Riemann Hypothesis Phase 1: Project Structure Public

Introduction

We have begun to see examples of collaborative math projects including PolyMath projects, Math Overflow, LMFDB and the use of blueprints and github in Lean formalization efforts such as Equational, PNT, and FLT. At the same time, we are beginning to see computational tools that can accelerate work: code generation for numerical experimentation, machine learning for finding extreme examples and test functions, automated proof assistants for resolving at least technical lemmas, LLMs for generating ideas and searching through papers for coincidences.

This presents a unique time to launch a large-scale collaboration to further understand and ultimately resolve the Riemann Hypothesis.

How to participate

You can Request Edit Access or reach out by Email with an introduction and how you would like to contribute.

We are not accepting any purported proofs or ideas yet, but you can start documenting these and merge them in during phases 2 and 3.

Math Context

There is 150 years’ worth of attempts, computations, and intuition, which can be hard to consolidate.

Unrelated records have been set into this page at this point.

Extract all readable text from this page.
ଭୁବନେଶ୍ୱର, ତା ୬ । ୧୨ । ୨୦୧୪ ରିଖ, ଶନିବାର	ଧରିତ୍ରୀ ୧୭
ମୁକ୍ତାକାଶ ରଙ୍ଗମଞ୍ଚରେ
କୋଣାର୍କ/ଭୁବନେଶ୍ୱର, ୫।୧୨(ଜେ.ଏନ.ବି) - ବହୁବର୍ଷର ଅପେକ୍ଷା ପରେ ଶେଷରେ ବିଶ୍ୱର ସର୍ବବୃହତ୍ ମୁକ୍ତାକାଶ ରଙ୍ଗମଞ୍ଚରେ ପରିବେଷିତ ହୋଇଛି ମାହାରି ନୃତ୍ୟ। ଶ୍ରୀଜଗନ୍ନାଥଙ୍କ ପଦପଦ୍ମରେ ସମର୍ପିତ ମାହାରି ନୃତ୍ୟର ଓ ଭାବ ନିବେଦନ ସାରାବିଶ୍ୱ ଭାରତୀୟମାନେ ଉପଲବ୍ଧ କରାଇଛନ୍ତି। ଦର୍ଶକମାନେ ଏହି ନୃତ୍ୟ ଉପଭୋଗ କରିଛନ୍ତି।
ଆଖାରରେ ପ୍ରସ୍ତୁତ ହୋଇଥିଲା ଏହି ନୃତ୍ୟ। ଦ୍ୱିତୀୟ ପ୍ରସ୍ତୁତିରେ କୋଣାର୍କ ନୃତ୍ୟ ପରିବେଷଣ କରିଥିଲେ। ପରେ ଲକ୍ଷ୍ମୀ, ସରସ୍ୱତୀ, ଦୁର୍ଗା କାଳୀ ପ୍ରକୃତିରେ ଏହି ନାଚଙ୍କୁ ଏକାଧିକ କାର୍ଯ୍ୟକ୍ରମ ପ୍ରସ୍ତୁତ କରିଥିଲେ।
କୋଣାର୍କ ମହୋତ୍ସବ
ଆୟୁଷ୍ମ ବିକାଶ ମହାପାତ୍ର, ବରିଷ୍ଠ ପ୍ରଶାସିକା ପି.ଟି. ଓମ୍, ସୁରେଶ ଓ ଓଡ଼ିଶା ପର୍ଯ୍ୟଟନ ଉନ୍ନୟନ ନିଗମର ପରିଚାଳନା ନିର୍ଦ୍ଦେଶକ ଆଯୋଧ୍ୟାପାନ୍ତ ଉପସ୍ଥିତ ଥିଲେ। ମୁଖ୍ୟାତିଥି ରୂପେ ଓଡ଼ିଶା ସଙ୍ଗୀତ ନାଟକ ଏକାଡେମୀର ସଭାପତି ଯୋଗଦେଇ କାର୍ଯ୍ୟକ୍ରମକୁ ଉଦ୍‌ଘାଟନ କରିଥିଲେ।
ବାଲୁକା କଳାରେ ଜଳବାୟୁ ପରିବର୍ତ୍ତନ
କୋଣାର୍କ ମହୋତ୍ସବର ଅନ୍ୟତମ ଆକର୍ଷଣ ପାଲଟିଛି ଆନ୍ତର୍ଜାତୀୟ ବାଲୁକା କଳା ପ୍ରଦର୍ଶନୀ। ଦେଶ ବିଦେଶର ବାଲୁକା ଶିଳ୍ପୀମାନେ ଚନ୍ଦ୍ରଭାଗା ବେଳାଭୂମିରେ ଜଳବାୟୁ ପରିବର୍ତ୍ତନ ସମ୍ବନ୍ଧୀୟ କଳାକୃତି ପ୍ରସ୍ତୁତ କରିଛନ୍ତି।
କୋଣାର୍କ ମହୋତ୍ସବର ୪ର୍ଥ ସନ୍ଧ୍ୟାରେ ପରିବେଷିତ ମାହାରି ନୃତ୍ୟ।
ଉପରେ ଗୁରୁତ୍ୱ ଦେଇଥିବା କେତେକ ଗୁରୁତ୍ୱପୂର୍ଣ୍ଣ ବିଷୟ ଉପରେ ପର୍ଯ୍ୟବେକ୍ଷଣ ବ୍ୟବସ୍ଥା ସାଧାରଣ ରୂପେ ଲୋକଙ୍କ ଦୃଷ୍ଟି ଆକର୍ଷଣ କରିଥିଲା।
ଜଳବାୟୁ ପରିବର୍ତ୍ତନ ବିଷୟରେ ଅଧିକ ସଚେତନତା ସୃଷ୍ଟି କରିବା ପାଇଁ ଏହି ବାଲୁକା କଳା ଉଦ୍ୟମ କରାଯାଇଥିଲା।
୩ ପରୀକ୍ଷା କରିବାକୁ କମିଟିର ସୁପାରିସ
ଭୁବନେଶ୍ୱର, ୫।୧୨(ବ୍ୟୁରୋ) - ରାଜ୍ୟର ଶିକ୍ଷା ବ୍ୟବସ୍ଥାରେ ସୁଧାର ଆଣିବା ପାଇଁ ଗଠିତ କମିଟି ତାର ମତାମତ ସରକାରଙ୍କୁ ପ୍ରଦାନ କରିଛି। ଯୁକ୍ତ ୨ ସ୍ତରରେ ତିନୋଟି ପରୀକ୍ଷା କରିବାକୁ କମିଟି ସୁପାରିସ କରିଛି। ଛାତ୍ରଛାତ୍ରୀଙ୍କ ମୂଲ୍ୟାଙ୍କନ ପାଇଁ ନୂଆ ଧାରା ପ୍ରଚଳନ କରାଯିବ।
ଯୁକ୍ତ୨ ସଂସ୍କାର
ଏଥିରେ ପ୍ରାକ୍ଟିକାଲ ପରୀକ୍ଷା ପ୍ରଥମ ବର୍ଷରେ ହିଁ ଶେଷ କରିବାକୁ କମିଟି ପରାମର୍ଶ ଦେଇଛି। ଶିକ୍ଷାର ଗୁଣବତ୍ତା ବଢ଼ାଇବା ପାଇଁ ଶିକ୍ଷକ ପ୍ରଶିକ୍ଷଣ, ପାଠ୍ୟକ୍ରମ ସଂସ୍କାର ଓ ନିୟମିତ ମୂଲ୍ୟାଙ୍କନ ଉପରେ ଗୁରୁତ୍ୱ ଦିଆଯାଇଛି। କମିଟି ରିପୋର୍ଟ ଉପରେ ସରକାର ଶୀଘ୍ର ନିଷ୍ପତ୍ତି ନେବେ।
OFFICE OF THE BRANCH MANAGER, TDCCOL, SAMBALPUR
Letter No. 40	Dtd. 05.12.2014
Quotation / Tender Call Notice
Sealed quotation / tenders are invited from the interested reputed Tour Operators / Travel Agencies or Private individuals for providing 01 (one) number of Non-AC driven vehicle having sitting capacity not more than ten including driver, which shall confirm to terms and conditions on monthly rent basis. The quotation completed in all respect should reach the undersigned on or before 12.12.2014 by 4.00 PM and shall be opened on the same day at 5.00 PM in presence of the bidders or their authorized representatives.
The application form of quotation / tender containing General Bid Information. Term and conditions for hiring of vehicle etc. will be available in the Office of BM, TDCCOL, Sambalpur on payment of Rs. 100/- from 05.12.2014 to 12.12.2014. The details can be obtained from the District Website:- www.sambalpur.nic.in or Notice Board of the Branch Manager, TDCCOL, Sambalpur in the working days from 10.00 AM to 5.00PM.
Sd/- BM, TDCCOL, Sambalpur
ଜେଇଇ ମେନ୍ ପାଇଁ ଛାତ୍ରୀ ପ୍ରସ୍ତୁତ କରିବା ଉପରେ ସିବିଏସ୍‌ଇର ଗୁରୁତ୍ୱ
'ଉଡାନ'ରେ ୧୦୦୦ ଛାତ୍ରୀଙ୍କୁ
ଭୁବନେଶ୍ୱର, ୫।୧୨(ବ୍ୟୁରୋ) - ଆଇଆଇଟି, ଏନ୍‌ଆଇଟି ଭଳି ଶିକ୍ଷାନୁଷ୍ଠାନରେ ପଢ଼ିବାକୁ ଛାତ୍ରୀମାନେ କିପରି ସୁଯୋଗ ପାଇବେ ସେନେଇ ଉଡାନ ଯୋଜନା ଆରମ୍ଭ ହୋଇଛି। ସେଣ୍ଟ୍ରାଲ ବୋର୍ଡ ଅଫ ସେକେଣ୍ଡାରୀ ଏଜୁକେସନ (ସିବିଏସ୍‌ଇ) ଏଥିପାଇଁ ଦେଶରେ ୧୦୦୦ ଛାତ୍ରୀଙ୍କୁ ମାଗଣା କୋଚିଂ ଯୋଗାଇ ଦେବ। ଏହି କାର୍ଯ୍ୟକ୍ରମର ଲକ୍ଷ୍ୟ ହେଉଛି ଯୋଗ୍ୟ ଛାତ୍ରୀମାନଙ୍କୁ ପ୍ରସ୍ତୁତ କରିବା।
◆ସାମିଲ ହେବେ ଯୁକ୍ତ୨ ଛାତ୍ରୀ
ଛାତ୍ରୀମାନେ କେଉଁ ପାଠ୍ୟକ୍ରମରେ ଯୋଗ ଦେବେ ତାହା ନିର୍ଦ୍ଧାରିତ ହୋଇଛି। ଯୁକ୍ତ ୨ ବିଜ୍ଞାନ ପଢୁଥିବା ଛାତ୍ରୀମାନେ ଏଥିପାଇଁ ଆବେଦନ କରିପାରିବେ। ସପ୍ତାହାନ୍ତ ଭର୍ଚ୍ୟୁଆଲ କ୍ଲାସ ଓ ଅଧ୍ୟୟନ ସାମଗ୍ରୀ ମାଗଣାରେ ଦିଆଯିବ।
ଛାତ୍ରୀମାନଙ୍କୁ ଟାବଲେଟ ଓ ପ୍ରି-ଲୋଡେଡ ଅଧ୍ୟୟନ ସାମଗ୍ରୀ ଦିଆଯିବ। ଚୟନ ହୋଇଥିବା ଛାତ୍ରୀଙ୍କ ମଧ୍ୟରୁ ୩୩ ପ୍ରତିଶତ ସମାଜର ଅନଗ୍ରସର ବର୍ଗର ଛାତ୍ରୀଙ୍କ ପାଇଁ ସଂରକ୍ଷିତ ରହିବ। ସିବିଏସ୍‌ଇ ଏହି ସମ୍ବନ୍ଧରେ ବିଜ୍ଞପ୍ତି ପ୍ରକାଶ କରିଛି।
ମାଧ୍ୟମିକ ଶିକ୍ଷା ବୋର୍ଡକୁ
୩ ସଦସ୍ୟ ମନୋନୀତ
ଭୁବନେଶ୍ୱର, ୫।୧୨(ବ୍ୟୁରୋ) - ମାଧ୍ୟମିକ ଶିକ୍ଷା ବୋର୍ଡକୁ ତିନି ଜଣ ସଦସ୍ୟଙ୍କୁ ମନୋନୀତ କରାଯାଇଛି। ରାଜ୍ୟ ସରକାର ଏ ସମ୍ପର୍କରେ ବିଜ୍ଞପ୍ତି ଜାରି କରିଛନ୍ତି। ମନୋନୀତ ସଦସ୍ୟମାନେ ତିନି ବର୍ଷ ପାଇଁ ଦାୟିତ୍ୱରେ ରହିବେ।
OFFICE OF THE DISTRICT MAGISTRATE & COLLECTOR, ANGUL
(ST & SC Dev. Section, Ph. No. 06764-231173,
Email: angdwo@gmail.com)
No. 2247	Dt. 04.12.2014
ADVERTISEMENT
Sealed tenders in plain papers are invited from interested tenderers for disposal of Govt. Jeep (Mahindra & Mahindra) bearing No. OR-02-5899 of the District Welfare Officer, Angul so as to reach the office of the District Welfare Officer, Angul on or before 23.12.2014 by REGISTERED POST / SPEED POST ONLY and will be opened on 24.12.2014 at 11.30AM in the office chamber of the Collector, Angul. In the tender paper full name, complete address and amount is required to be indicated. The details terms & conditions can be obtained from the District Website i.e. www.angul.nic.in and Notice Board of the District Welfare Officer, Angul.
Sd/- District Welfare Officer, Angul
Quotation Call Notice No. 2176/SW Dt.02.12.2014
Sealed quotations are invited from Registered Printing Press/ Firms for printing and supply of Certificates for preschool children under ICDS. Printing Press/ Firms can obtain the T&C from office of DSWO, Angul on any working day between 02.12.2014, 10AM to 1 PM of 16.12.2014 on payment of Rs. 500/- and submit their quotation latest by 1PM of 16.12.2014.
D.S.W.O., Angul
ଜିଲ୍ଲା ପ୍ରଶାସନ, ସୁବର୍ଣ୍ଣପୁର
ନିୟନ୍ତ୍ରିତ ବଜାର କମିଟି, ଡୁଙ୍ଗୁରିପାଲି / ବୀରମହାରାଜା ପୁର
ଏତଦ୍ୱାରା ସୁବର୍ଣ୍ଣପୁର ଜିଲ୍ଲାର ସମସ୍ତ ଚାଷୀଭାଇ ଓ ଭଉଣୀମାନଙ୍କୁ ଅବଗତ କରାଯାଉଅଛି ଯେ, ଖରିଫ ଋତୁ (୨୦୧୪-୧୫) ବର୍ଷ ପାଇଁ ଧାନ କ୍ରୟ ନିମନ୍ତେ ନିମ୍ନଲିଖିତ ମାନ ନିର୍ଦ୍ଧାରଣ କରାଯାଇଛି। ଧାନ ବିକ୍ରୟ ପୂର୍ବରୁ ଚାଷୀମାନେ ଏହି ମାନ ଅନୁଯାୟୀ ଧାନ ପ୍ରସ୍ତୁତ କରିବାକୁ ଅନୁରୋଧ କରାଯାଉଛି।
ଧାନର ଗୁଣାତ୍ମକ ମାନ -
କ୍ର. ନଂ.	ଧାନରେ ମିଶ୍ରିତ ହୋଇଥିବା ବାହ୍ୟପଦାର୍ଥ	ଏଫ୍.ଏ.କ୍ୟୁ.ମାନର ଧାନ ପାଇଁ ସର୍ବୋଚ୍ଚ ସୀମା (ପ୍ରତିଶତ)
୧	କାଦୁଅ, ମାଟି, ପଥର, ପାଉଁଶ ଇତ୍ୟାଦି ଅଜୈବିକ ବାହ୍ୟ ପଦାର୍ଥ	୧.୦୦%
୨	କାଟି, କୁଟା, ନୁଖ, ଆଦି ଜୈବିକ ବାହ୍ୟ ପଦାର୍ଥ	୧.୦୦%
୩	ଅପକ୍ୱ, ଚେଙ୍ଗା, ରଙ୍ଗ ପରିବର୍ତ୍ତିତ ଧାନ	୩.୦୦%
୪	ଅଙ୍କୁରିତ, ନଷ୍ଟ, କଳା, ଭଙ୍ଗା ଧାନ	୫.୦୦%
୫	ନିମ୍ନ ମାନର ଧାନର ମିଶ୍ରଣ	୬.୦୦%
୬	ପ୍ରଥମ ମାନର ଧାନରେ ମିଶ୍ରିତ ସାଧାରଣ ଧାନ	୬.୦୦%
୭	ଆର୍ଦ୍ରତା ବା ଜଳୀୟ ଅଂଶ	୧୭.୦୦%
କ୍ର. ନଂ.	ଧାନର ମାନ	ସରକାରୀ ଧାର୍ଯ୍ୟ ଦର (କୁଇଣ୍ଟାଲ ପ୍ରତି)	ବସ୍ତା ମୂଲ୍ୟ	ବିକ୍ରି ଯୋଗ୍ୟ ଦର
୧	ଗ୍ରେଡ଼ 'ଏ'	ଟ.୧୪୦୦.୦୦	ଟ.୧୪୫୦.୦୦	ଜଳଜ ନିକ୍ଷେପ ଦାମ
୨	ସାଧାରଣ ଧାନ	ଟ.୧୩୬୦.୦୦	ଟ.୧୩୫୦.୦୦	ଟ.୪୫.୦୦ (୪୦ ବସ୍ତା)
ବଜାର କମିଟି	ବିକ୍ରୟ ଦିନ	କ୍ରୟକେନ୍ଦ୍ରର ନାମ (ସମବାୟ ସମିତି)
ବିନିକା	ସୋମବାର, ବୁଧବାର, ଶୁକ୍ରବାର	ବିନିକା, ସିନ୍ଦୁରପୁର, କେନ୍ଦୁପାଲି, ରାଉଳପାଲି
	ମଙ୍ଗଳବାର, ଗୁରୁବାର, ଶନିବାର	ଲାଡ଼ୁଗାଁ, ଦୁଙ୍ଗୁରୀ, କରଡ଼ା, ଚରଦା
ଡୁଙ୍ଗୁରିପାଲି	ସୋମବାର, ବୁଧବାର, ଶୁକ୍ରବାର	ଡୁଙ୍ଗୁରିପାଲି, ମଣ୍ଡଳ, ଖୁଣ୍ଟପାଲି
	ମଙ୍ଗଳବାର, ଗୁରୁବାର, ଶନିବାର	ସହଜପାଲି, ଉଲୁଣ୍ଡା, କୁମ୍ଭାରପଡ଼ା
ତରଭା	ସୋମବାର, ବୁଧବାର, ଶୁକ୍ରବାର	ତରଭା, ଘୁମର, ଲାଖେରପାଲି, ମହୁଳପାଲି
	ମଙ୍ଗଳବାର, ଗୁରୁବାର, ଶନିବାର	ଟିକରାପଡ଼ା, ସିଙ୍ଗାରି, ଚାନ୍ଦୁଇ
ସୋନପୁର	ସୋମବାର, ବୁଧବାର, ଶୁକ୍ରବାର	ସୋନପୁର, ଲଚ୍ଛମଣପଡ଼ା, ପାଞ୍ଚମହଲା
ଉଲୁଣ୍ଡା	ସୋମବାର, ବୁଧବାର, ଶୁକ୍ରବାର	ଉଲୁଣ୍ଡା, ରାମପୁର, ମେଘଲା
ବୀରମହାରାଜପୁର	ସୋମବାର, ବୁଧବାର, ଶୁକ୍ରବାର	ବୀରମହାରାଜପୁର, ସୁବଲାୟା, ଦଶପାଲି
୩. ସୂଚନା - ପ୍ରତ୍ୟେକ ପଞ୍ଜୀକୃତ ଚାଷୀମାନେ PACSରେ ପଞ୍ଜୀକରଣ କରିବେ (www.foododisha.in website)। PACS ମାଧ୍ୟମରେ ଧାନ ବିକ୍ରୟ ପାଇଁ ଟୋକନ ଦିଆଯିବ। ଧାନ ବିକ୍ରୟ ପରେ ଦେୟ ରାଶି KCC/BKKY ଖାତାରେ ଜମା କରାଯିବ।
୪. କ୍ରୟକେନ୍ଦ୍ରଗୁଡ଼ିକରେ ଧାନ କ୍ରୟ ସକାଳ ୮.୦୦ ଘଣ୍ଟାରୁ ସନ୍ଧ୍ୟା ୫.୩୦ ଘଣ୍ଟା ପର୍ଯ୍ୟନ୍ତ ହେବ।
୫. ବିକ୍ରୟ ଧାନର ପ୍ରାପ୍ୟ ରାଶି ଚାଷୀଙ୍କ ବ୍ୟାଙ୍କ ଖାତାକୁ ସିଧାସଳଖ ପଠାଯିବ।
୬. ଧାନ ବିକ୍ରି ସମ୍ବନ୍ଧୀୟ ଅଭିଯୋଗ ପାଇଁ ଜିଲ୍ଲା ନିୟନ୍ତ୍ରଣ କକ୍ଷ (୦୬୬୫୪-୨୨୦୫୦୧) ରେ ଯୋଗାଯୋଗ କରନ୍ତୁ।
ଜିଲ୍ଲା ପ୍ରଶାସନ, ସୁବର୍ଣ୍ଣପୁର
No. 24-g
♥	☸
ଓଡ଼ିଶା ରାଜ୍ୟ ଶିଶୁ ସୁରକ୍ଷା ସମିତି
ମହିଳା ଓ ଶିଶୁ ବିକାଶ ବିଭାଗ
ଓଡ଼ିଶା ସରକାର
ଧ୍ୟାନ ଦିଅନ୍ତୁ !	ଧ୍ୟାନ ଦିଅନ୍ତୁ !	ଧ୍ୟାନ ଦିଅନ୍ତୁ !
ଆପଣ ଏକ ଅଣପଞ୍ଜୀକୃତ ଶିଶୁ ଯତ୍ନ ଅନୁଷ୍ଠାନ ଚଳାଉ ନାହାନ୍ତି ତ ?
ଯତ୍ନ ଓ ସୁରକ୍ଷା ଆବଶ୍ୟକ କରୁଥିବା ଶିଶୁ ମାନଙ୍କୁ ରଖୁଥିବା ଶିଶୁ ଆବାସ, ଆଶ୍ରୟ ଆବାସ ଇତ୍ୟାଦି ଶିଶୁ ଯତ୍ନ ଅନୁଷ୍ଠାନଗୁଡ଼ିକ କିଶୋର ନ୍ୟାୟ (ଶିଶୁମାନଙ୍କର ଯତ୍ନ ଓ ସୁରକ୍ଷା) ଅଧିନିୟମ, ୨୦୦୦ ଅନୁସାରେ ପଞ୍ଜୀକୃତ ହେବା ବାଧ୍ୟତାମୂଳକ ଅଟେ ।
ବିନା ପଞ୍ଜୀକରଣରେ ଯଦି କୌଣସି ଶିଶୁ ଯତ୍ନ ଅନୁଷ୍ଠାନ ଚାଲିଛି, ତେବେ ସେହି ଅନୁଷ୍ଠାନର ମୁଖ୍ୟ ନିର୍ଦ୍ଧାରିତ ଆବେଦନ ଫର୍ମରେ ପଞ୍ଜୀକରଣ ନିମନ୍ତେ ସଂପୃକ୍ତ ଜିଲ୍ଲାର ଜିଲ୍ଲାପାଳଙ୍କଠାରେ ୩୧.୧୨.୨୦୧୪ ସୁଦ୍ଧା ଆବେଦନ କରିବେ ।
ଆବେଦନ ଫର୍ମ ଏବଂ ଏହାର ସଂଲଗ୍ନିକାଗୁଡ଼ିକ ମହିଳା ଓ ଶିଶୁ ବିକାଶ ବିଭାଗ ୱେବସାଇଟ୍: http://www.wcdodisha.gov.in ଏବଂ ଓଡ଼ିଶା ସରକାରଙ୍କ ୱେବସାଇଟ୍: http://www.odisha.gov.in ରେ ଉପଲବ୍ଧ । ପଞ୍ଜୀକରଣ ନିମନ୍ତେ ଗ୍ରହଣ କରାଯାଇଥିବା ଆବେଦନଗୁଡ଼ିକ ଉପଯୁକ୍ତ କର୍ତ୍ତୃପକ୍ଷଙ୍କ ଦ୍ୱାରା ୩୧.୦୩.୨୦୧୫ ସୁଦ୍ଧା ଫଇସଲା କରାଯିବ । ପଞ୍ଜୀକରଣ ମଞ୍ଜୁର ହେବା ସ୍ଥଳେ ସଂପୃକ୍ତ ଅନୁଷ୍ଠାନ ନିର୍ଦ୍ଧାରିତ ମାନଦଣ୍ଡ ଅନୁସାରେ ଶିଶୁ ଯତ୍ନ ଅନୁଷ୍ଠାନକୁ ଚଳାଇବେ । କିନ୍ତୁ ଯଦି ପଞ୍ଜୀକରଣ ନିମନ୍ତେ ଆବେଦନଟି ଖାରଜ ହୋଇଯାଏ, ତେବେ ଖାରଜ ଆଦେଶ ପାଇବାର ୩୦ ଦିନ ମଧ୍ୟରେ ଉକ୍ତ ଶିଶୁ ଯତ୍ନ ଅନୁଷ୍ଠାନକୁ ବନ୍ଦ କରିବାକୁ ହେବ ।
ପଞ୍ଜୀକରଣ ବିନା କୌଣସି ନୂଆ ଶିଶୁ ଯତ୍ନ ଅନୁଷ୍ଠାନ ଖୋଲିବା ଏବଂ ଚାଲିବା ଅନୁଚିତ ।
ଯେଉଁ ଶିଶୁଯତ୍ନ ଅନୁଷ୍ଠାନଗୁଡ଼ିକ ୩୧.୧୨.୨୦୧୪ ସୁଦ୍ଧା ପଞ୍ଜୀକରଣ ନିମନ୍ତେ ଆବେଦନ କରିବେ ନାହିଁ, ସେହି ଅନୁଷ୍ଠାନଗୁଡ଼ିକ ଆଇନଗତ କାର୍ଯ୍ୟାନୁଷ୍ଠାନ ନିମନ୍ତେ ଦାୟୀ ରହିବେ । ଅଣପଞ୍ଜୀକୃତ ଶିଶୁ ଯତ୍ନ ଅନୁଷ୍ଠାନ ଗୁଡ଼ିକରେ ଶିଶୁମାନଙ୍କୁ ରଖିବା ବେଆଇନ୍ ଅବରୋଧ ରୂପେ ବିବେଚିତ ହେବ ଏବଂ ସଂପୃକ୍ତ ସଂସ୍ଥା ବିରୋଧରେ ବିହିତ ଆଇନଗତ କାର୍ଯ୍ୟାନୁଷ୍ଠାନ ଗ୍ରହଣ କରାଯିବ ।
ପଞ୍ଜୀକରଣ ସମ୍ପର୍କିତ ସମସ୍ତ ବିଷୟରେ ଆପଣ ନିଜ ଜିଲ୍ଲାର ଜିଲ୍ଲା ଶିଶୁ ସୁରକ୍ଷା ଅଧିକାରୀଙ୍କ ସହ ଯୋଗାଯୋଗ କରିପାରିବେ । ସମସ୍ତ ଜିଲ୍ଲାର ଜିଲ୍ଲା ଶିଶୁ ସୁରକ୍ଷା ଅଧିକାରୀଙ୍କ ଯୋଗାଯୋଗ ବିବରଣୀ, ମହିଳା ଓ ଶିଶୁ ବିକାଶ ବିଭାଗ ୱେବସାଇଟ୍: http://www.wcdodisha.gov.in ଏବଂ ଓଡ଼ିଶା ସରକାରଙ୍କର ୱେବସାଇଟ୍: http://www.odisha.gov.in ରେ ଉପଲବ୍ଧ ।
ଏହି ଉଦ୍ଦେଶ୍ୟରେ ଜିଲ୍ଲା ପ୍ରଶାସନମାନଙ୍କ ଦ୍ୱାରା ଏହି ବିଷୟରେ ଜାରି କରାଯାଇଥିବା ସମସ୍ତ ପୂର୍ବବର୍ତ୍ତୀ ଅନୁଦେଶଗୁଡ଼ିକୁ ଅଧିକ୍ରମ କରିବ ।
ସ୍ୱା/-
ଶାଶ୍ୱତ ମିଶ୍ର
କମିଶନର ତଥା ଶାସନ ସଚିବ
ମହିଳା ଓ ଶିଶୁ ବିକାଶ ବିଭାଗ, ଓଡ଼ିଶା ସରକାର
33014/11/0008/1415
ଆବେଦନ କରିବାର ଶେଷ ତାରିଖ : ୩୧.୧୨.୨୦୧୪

• Ivic explained reasons to doubt while Farmer explained why there is no reason to doubt.
• There’s significant numerical version but even at height \(10^{27}\) the discrepancy \(S(t)\) only reaches ~3.3 as shown by Bober and Hiary so the behavior of the zeta function is still very constrained. Odlyzko numerically verified at height \(10^{22}\) but remains agnostic.
• There are analogies to the solved Riemann Hypothesis for curves but the zeta functions there are rational functions.
• There have been attempts to find a Hilbert-Polya operator, further motivated by calculations from random matrix theory, lead to Bombieri and Garret’s work on Pseudo-Laplacians that ultimately was shown to be able to account for at most 94% of the zeros.
• RH has been continually generalized to broader universes of functions like the Selberg Class but we do not know a single function that matches just the analytic behavior of Riemann Zeta and provably satisfies the Riemann Hypothesis.
• The De-Bruijn Newman Constant is non-negative, which has been interpreted as saying that RH is “barely true”.
• It has been proven that >41% are on the critical line and 100% are arbitrarily close to the critical line, but the best known zero-free regions slowly converge to the 1-line.
• There’s simple formulations like showing that \(\sum_{n=1}^N \mu(n)\ll\sqrt{N}\) or \(\sum_{n=1}^N \lambda(n) \le 0\) (at least on average) but both conjectures were (non-constructively) disproven.

A lot of attempted directions ultimately reached a dead-end or provable obstruction, but lack of broad awareness of these can lead to repeated wasted effort. Thus there is value in collecting together known lines of attacks and known obstructions, to more efficiently explore new and existing directions.

Phase 1: Project Infrastructure

Set up the structure of the project: how to divide responsibilities, how to communicate and collaborate, how to welcome contributions from different backgrounds and skill sets, how to balance openness and privacy.
Understand what tooling needs to be built to support this, decide on a set of subteams.

Phase 2: Mapping the Problem Space

Documenting past attempts, relevant theory, history, heuristics, obstructions.
Ensuring the different formulations are properly formalized in Lean.
Finding reductions to search problems for special objects, that could be amenable to ML.

Phase 3: Full speed ahead

Execute on each track of the project.